Tarihçesi M.S. 6. yüzyıla kadar uzanan Büyükada, İstanbul sınırları içinden çıkmadan kentin gürültüsünden ve stresinden uzaklaşabileceğiniz, hem doğal güzellikleri hem de tarihi mirasıyla herkesi büyülemeyi başaran bir yerleşim yeri. 1846 yılından beri İstanbul’un farklı noktalarından Büyükada’ya vapur seferleri düzenlendiği için, keyifli bir kaçamak yapıp ada havası almak da artık bir İstanbul klasiği haline gelmiş durumda. Siz de metropolden biraz uzaklaşmak ve kendinizi Büyükada’nın huzurlu kucağına bırakmak istiyorsanız, Büyükada Mavi tam da aradığınız konaklama adresi olabilir. Hem restoran ve çay bahçesi hem de otel olarak hizmet veren bu işletme, 2001 yılında Sibel Kartal ve İnci Övüç tarafından kurulmuş. İlk günden beri bir aile işletmesi olarak yoluna devam ediyor.

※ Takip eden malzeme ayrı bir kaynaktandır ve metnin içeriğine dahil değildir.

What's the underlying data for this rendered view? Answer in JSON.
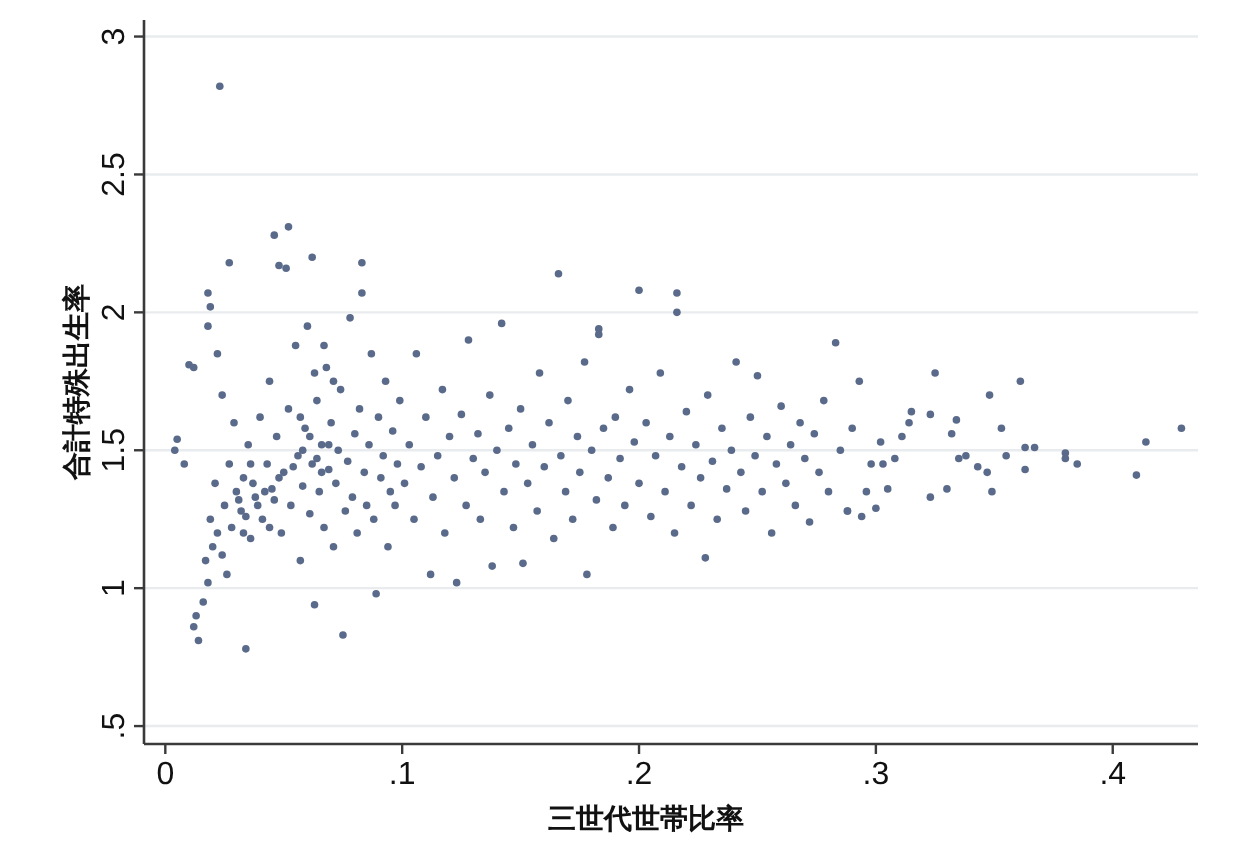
{
  "chart_data": {
    "type": "scatter",
    "xlabel": "三世代世帯比率",
    "ylabel": "合計特殊出生率",
    "xlim": [
      -0.009,
      0.436
    ],
    "ylim": [
      0.435,
      3.06
    ],
    "xticks": [
      0,
      {
        "value": 0.1,
        "label": ".1"
      },
      {
        "value": 0.2,
        "label": ".2"
      },
      {
        "value": 0.3,
        "label": ".3"
      },
      {
        "value": 0.4,
        "label": ".4"
      }
    ],
    "yticks": [
      {
        "value": 0.5,
        "label": ".5"
      },
      1,
      1.5,
      2,
      2.5,
      3
    ],
    "grid": "y",
    "marker": "circle",
    "color": "#5a6a8a",
    "x": [
      0.012,
      0.014,
      0.013,
      0.016,
      0.018,
      0.017,
      0.02,
      0.022,
      0.019,
      0.024,
      0.025,
      0.021,
      0.026,
      0.028,
      0.027,
      0.029,
      0.03,
      0.024,
      0.022,
      0.018,
      0.019,
      0.004,
      0.005,
      0.008,
      0.01,
      0.012,
      0.023,
      0.027,
      0.018,
      0.034,
      0.075,
      0.032,
      0.033,
      0.035,
      0.036,
      0.038,
      0.04,
      0.041,
      0.043,
      0.044,
      0.045,
      0.046,
      0.048,
      0.047,
      0.049,
      0.05,
      0.051,
      0.052,
      0.052,
      0.053,
      0.055,
      0.056,
      0.057,
      0.058,
      0.059,
      0.06,
      0.061,
      0.062,
      0.062,
      0.063,
      0.064,
      0.065,
      0.066,
      0.067,
      0.068,
      0.069,
      0.07,
      0.071,
      0.072,
      0.073,
      0.074,
      0.076,
      0.077,
      0.078,
      0.079,
      0.08,
      0.081,
      0.082,
      0.083,
      0.083,
      0.084,
      0.085,
      0.086,
      0.087,
      0.088,
      0.089,
      0.09,
      0.091,
      0.092,
      0.093,
      0.094,
      0.095,
      0.096,
      0.097,
      0.098,
      0.099,
      0.031,
      0.034,
      0.037,
      0.039,
      0.042,
      0.044,
      0.046,
      0.048,
      0.033,
      0.036,
      0.054,
      0.058,
      0.061,
      0.064,
      0.066,
      0.069,
      0.057,
      0.063,
      0.067,
      0.071,
      0.101,
      0.103,
      0.105,
      0.106,
      0.108,
      0.11,
      0.112,
      0.113,
      0.115,
      0.117,
      0.118,
      0.12,
      0.122,
      0.123,
      0.125,
      0.127,
      0.128,
      0.13,
      0.132,
      0.133,
      0.135,
      0.137,
      0.138,
      0.14,
      0.142,
      0.143,
      0.145,
      0.147,
      0.148,
      0.15,
      0.151,
      0.153,
      0.155,
      0.157,
      0.158,
      0.16,
      0.162,
      0.164,
      0.166,
      0.167,
      0.169,
      0.17,
      0.172,
      0.174,
      0.175,
      0.177,
      0.178,
      0.18,
      0.182,
      0.183,
      0.183,
      0.185,
      0.187,
      0.189,
      0.19,
      0.192,
      0.194,
      0.196,
      0.198,
      0.2,
      0.2,
      0.203,
      0.205,
      0.207,
      0.209,
      0.211,
      0.213,
      0.215,
      0.216,
      0.216,
      0.218,
      0.22,
      0.222,
      0.224,
      0.226,
      0.228,
      0.229,
      0.231,
      0.233,
      0.235,
      0.237,
      0.239,
      0.241,
      0.243,
      0.245,
      0.247,
      0.249,
      0.25,
      0.252,
      0.254,
      0.256,
      0.258,
      0.26,
      0.262,
      0.264,
      0.266,
      0.268,
      0.27,
      0.272,
      0.274,
      0.276,
      0.278,
      0.28,
      0.283,
      0.285,
      0.288,
      0.29,
      0.293,
      0.429,
      0.414,
      0.41,
      0.38,
      0.38,
      0.385,
      0.367,
      0.363,
      0.363,
      0.361,
      0.355,
      0.353,
      0.348,
      0.349,
      0.325,
      0.323,
      0.294,
      0.3,
      0.334,
      0.335,
      0.33,
      0.315,
      0.314,
      0.311,
      0.305,
      0.296,
      0.288,
      0.338,
      0.343,
      0.347,
      0.323,
      0.332,
      0.302,
      0.298,
      0.303,
      0.308
    ],
    "values": [
      0.86,
      0.81,
      0.9,
      0.95,
      1.02,
      1.1,
      1.15,
      1.2,
      1.25,
      1.12,
      1.3,
      1.38,
      1.05,
      1.22,
      1.45,
      1.6,
      1.35,
      1.7,
      1.85,
      1.95,
      2.02,
      1.5,
      1.54,
      1.45,
      1.81,
      1.8,
      2.82,
      2.18,
      2.07,
      0.78,
      0.83,
      1.28,
      1.4,
      1.52,
      1.18,
      1.33,
      1.62,
      1.25,
      1.45,
      1.75,
      1.36,
      2.28,
      2.17,
      1.55,
      1.2,
      1.42,
      2.16,
      2.31,
      1.65,
      1.3,
      1.88,
      1.48,
      1.1,
      1.37,
      1.58,
      1.95,
      1.27,
      2.2,
      1.45,
      0.94,
      1.68,
      1.35,
      1.52,
      1.22,
      1.8,
      1.43,
      1.6,
      1.15,
      1.38,
      1.5,
      1.72,
      1.28,
      1.46,
      1.98,
      1.33,
      1.56,
      1.2,
      1.65,
      2.18,
      2.07,
      1.42,
      1.3,
      1.52,
      1.85,
      1.25,
      0.98,
      1.62,
      1.4,
      1.48,
      1.75,
      1.15,
      1.35,
      1.57,
      1.3,
      1.45,
      1.68,
      1.32,
      1.26,
      1.38,
      1.3,
      1.35,
      1.22,
      1.32,
      1.4,
      1.2,
      1.45,
      1.44,
      1.5,
      1.55,
      1.47,
      1.42,
      1.52,
      1.62,
      1.78,
      1.88,
      1.75,
      1.38,
      1.52,
      1.25,
      1.85,
      1.44,
      1.62,
      1.05,
      1.33,
      1.48,
      1.72,
      1.2,
      1.55,
      1.4,
      1.02,
      1.63,
      1.3,
      1.9,
      1.47,
      1.56,
      1.25,
      1.42,
      1.7,
      1.08,
      1.5,
      1.96,
      1.35,
      1.58,
      1.22,
      1.45,
      1.65,
      1.09,
      1.38,
      1.52,
      1.28,
      1.78,
      1.44,
      1.6,
      1.18,
      2.14,
      1.48,
      1.35,
      1.68,
      1.25,
      1.55,
      1.42,
      1.82,
      1.05,
      1.5,
      1.32,
      1.94,
      1.92,
      1.58,
      1.4,
      1.22,
      1.62,
      1.47,
      1.3,
      1.72,
      1.53,
      2.08,
      1.38,
      1.6,
      1.26,
      1.48,
      1.78,
      1.35,
      1.55,
      1.2,
      2.07,
      2.0,
      1.44,
      1.64,
      1.3,
      1.52,
      1.4,
      1.11,
      1.7,
      1.46,
      1.25,
      1.58,
      1.36,
      1.5,
      1.82,
      1.42,
      1.28,
      1.62,
      1.48,
      1.77,
      1.35,
      1.55,
      1.2,
      1.45,
      1.66,
      1.38,
      1.52,
      1.3,
      1.6,
      1.47,
      1.24,
      1.56,
      1.42,
      1.68,
      1.35,
      1.89,
      1.5,
      1.28,
      1.58,
      1.75,
      1.58,
      1.53,
      1.41,
      1.49,
      1.47,
      1.45,
      1.51,
      1.51,
      1.43,
      1.75,
      1.48,
      1.58,
      1.7,
      1.35,
      1.78,
      1.33,
      1.26,
      1.29,
      1.61,
      1.47,
      1.36,
      1.64,
      1.6,
      1.55,
      1.36,
      1.35,
      1.28,
      1.48,
      1.44,
      1.42,
      1.63,
      1.56,
      1.53,
      1.45,
      1.45,
      1.47
    ]
  }
}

Her yıl nisan ve ekim ayları arasında hizmet veren Büyükada Mavi, adanın en sakin ve yeşil bölgelerinden biri olan Nizam Mahallesi’nin sınırları içinde. Denize olan mesafesi de yakın. Otele ev sahipliği yapan tarihi köşk, yüksek tavanları ve nostaljik atmosferiyle çok etkileyici bir ambiyans sunuyor. Otelin tüm odaları, köşkün büyük sofasına açılıyor. İşletmenin bulunduğu noktadan adanın eşsiz manzaralarını seyre dalmak da mümkün. Kısacası, burada ada ruhunu derinden hissedebiliyorsunuz.
Büyükada Mavi’nin restoranı da yıllardır çok popüler ve kapıları hem otel ziyaretçilerine hem de dışarıdan gelen misafirlere açık. Tesiste oda kahvaltı konsepti uygulandığı için, otel ziyaretçileri kahvaltı servisinden ücretsiz şekilde yararlanabiliyor. Otel odaları 2, 3 ya da 5 kişilik şekilde tasarlanmış. Bazıları deniz, bazıları orman, bazıları da bahçe manzarasına bakıyor. Restoran bölümünden günün üç ana öğünde de yararlanmak mümkün. Büyükada Mavi’nin özellikle serpme kahvaltısı ziyaretçiler tarafından çok seviliyor. Restoranda bazı hafta sonları canlı müzik etkinlikleri de düzenleniyor.